Получив известие о смерти отца в 1939 году в Ялте, мама погрузилась в воспоминания, печальные и светлые. Ко мне обращены в ее письмах слова сожаления: как жаль, что я, его дочь, не знала «того», которым она так восхищалась… «Тот» был совсем другим, отличался от «этого», каким он уже стал к годам моей юности. «Он сильно изменился, — пишет мама, — стал не чуждым нам, но чужим» (понятно, что она хотела сказать, но слова поставила в обратном порядке). Как раз «чужим» он не стал (он ведь отец мой), но духовно близким быть перестал. Но почему это — нам? Кому — нам? Про себя я этого сказать не могла.
Раньше я связывала эту часть маминого письма с женитьбой отца в 1923 году, не задумываясь особо над тем, почему мама, принявшая тогда это событие спокойно, теперь стала придавать ему такое значение.
Во втором письме 1939 года, посвященном отцу, мама вновь возвращается к сердечным воспоминаниям. Для нее их любовь неотделима от «большой», бурной общественно-политической жизни. «Красочные», «незабываемые» воспоминания, «неповторимое», «чудесное» прошлое. И после всех этих возвышенных слов — горькое разочарование: «Потом невольно думается, что ты был и что стал?» И опять — сожаление, что я не знала того отца, которым она восхищалась в годы их революционной молодости.

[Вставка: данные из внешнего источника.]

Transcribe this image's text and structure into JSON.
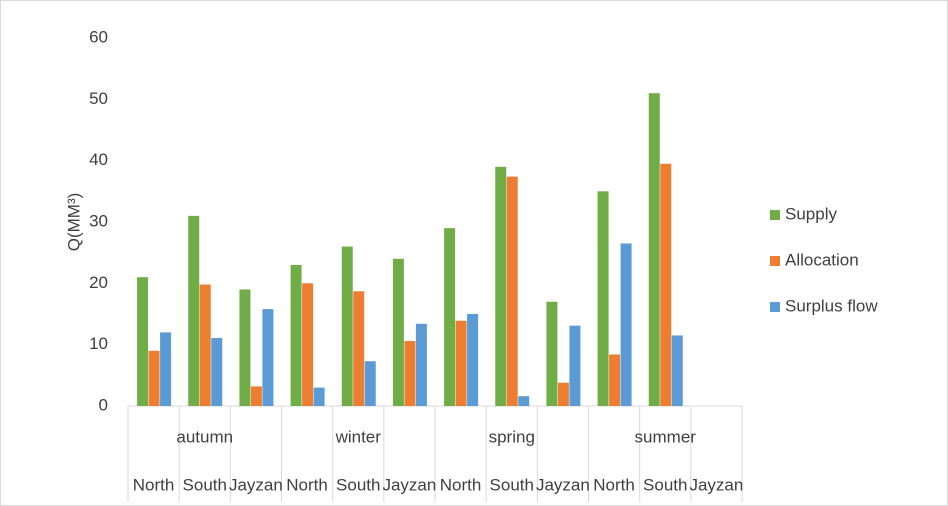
{
  "chart_data": {
    "type": "bar",
    "y_label": "Q(MM³)",
    "groups": [
      "autumn",
      "winter",
      "spring",
      "summer"
    ],
    "categories": [
      "North",
      "South",
      "Jayzan",
      "North",
      "South",
      "Jayzan",
      "North",
      "South",
      "Jayzan",
      "North",
      "South",
      "Jayzan"
    ],
    "series": [
      {
        "name": "Supply",
        "color": "#70ad47",
        "values": [
          21,
          31,
          19,
          23,
          26,
          24,
          29,
          39,
          17,
          35,
          51,
          null
        ]
      },
      {
        "name": "Allocation",
        "color": "#ed7d31",
        "values": [
          9,
          19.8,
          3.2,
          20,
          18.7,
          10.6,
          13.9,
          37.4,
          3.8,
          8.4,
          39.5,
          null
        ]
      },
      {
        "name": "Surplus flow",
        "color": "#5b9bd5",
        "values": [
          12,
          11.1,
          15.8,
          3,
          7.3,
          13.4,
          15,
          1.6,
          13.1,
          26.5,
          11.5,
          null
        ]
      }
    ],
    "ylim": [
      0,
      60
    ],
    "yticks": [
      0,
      10,
      20,
      30,
      40,
      50,
      60
    ],
    "grid": false,
    "legend": "right"
  }
}
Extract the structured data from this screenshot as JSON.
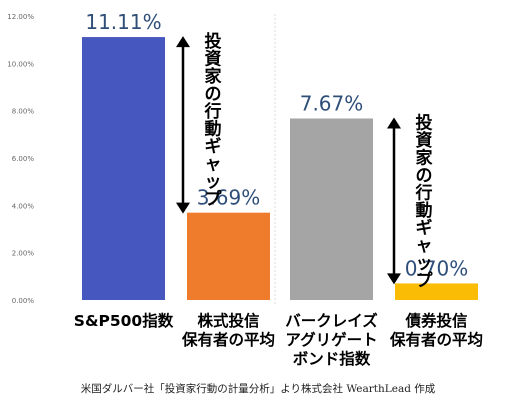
{
  "chart_data": {
    "type": "bar",
    "categories": [
      [
        "S&P500指数"
      ],
      [
        "株式投信",
        "保有者の平均"
      ],
      [
        "バークレイズ",
        "アグリゲート",
        "ボンド指数"
      ],
      [
        "債券投信",
        "保有者の平均"
      ]
    ],
    "values": [
      11.11,
      3.69,
      7.67,
      0.7
    ],
    "value_labels": [
      "11.11%",
      "3.69%",
      "7.67%",
      "0.70%"
    ],
    "colors": [
      "#4657c0",
      "#ee7c2c",
      "#a5a5a5",
      "#fbbc06"
    ],
    "ylim": [
      0,
      12
    ],
    "yticks": [
      "0.00%",
      "2.00%",
      "4.00%",
      "6.00%",
      "8.00%",
      "10.00%",
      "12.00%"
    ],
    "grid": false,
    "annotations": [
      {
        "text": "投資家の行動ギャップ",
        "from_value": 11.11,
        "to_value": 3.69
      },
      {
        "text": "投資家の行動ギャップ",
        "from_value": 7.67,
        "to_value": 0.7
      }
    ],
    "source": "米国ダルバー社「投資家行動の計量分析」より株式会社 WearthLead 作成"
  }
}
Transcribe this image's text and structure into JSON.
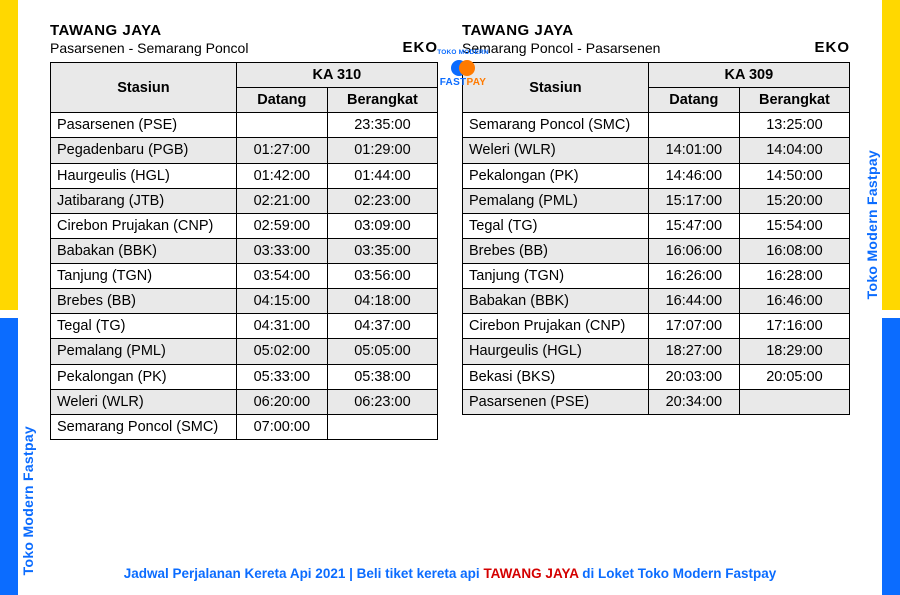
{
  "brand": "Toko Modern Fastpay",
  "logo": {
    "top": "TOKO MODERN",
    "fast": "FAST",
    "pay": "PAY"
  },
  "footer": {
    "pre": "Jadwal Perjalanan Kereta Api 2021 | Beli tiket kereta api ",
    "train": "TAWANG JAYA",
    "post": " di Loket Toko Modern Fastpay"
  },
  "headers": {
    "stasiun": "Stasiun",
    "datang": "Datang",
    "berangkat": "Berangkat"
  },
  "left": {
    "title": "TAWANG JAYA",
    "route": "Pasarsenen - Semarang Poncol",
    "class": "EKO",
    "train_no": "KA 310",
    "rows": [
      {
        "st": "Pasarsenen (PSE)",
        "d": "",
        "b": "23:35:00",
        "shade": false
      },
      {
        "st": "Pegadenbaru (PGB)",
        "d": "01:27:00",
        "b": "01:29:00",
        "shade": true
      },
      {
        "st": "Haurgeulis (HGL)",
        "d": "01:42:00",
        "b": "01:44:00",
        "shade": false
      },
      {
        "st": "Jatibarang (JTB)",
        "d": "02:21:00",
        "b": "02:23:00",
        "shade": true
      },
      {
        "st": "Cirebon Prujakan (CNP)",
        "d": "02:59:00",
        "b": "03:09:00",
        "shade": false
      },
      {
        "st": "Babakan (BBK)",
        "d": "03:33:00",
        "b": "03:35:00",
        "shade": true
      },
      {
        "st": "Tanjung (TGN)",
        "d": "03:54:00",
        "b": "03:56:00",
        "shade": false
      },
      {
        "st": "Brebes (BB)",
        "d": "04:15:00",
        "b": "04:18:00",
        "shade": true
      },
      {
        "st": "Tegal (TG)",
        "d": "04:31:00",
        "b": "04:37:00",
        "shade": false
      },
      {
        "st": "Pemalang (PML)",
        "d": "05:02:00",
        "b": "05:05:00",
        "shade": true
      },
      {
        "st": "Pekalongan (PK)",
        "d": "05:33:00",
        "b": "05:38:00",
        "shade": false
      },
      {
        "st": "Weleri (WLR)",
        "d": "06:20:00",
        "b": "06:23:00",
        "shade": true
      },
      {
        "st": "Semarang Poncol (SMC)",
        "d": "07:00:00",
        "b": "",
        "shade": false
      }
    ]
  },
  "right": {
    "title": "TAWANG JAYA",
    "route": "Semarang Poncol - Pasarsenen",
    "class": "EKO",
    "train_no": "KA 309",
    "rows": [
      {
        "st": "Semarang Poncol (SMC)",
        "d": "",
        "b": "13:25:00",
        "shade": false
      },
      {
        "st": "Weleri (WLR)",
        "d": "14:01:00",
        "b": "14:04:00",
        "shade": true
      },
      {
        "st": "Pekalongan (PK)",
        "d": "14:46:00",
        "b": "14:50:00",
        "shade": false
      },
      {
        "st": "Pemalang (PML)",
        "d": "15:17:00",
        "b": "15:20:00",
        "shade": true
      },
      {
        "st": "Tegal (TG)",
        "d": "15:47:00",
        "b": "15:54:00",
        "shade": false
      },
      {
        "st": "Brebes (BB)",
        "d": "16:06:00",
        "b": "16:08:00",
        "shade": true
      },
      {
        "st": "Tanjung (TGN)",
        "d": "16:26:00",
        "b": "16:28:00",
        "shade": false
      },
      {
        "st": "Babakan (BBK)",
        "d": "16:44:00",
        "b": "16:46:00",
        "shade": true
      },
      {
        "st": "Cirebon Prujakan (CNP)",
        "d": "17:07:00",
        "b": "17:16:00",
        "shade": false
      },
      {
        "st": "Haurgeulis (HGL)",
        "d": "18:27:00",
        "b": "18:29:00",
        "shade": true
      },
      {
        "st": "Bekasi (BKS)",
        "d": "20:03:00",
        "b": "20:05:00",
        "shade": false
      },
      {
        "st": "Pasarsenen (PSE)",
        "d": "20:34:00",
        "b": "",
        "shade": true
      }
    ]
  }
}
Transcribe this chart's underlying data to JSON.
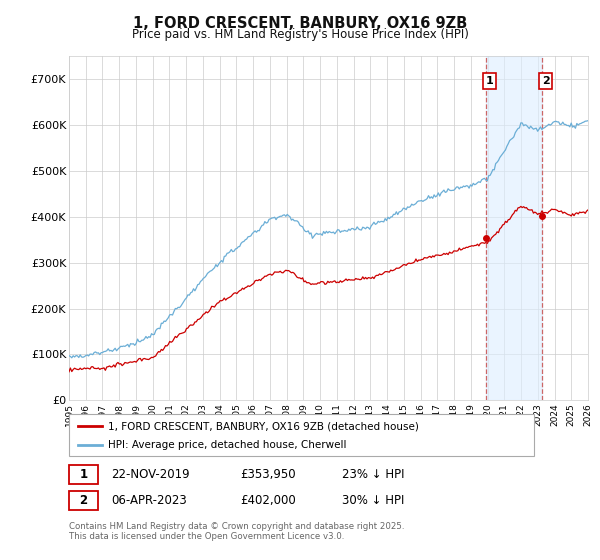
{
  "title": "1, FORD CRESCENT, BANBURY, OX16 9ZB",
  "subtitle": "Price paid vs. HM Land Registry's House Price Index (HPI)",
  "legend_entry1": "1, FORD CRESCENT, BANBURY, OX16 9ZB (detached house)",
  "legend_entry2": "HPI: Average price, detached house, Cherwell",
  "annotation1_date": "22-NOV-2019",
  "annotation1_price": "£353,950",
  "annotation1_hpi": "23% ↓ HPI",
  "annotation2_date": "06-APR-2023",
  "annotation2_price": "£402,000",
  "annotation2_hpi": "30% ↓ HPI",
  "footer": "Contains HM Land Registry data © Crown copyright and database right 2025.\nThis data is licensed under the Open Government Licence v3.0.",
  "hpi_color": "#6baed6",
  "price_color": "#cc0000",
  "shaded_color": "#ddeeff",
  "background_color": "#ffffff",
  "grid_color": "#cccccc",
  "ylim": [
    0,
    750000
  ],
  "yticks": [
    0,
    100000,
    200000,
    300000,
    400000,
    500000,
    600000,
    700000
  ],
  "ytick_labels": [
    "£0",
    "£100K",
    "£200K",
    "£300K",
    "£400K",
    "£500K",
    "£600K",
    "£700K"
  ],
  "sale1_x": 2019.9,
  "sale1_y": 353950,
  "sale2_x": 2023.27,
  "sale2_y": 402000,
  "xmin": 1995,
  "xmax": 2026
}
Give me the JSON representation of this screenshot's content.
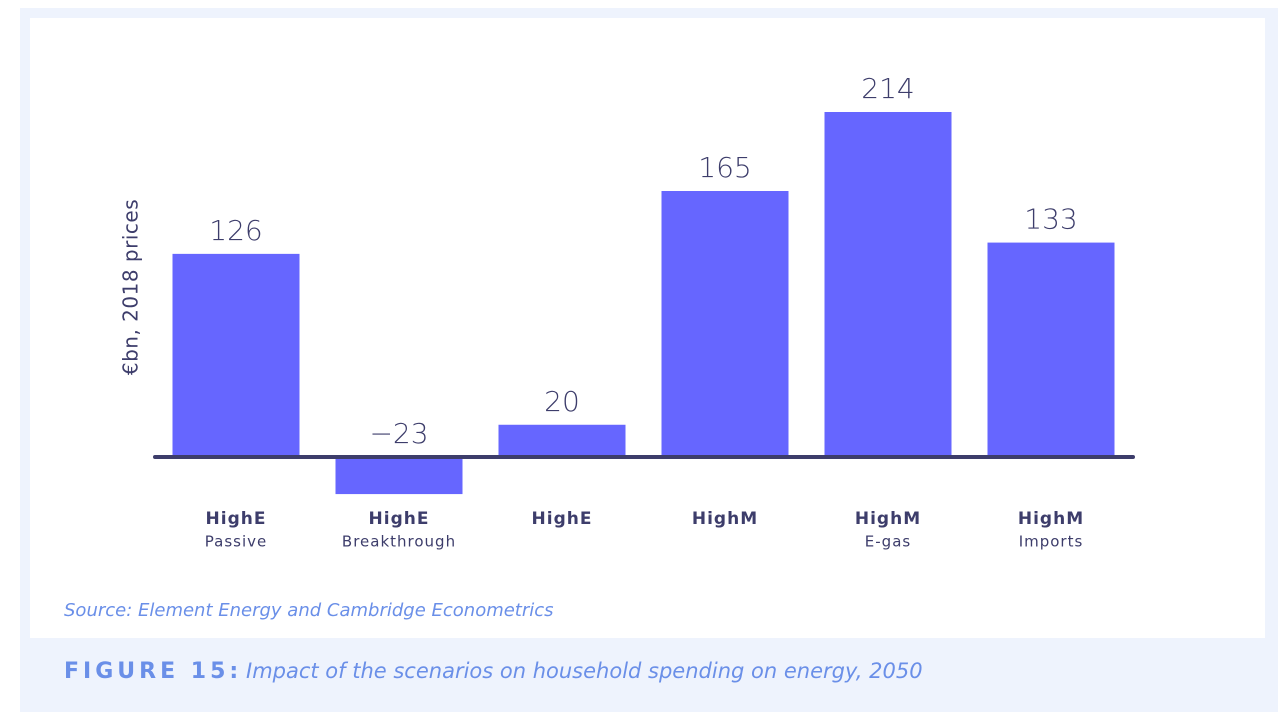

Очевидно, поворот отца «вправо», его участие в «Союзе возрождения» мать пережила с болью. А того, что это были поиски путей спасения России от большевистского ига, она, вероятно, не сознавала или не могла принять.
Нашлось еще одно живое свидетельство папиной «истории». Моя двоюродная сестра Надежда, дочь любимого отцом брата Николая, которую я разыскала по родственной цепочке, казалось, давно оборвавшейся, отвечая на мои вопросы, писала из Петербурга:
«Дядю Володю в двадцатых годах приговорили к смертной казни. Я помню, что папа был болен, и от него прятали газеты, где был приведен список приговоренных к расстрелу. Мама сказала потом: „Спасибо германским рабочим за спасение Володи“. Последний раз я видела дядю Володю летом 35-го года. До этого я просидела в Крестах несколько месяцев — с конца тридцать четвертого. Я ехала к маме и между поездами забежала к нему. Он с большим интересом спрашивал, как я сидела, в чем обвиняли. Я все излагала весело. А потом спросила: „Дядя Володя, как ты сидел в двадцатые годы?“ Он рассказал: „Сидел в одиночке, а чтобы не смог с собой ничего сделать, каждые два часа приводили нового солдата, вооруженного, в камеру, его предупреждали, что я — враг, что разговаривать со мной нельзя. Солдаты были разные. Один, матрос, после того как надзиратель ушел, прислушался у двери и сказал: „Товарищ, давай закурим!“ К сожалению, жена дяди Володи со слезами в голосе просила прекратить наш разговор…“»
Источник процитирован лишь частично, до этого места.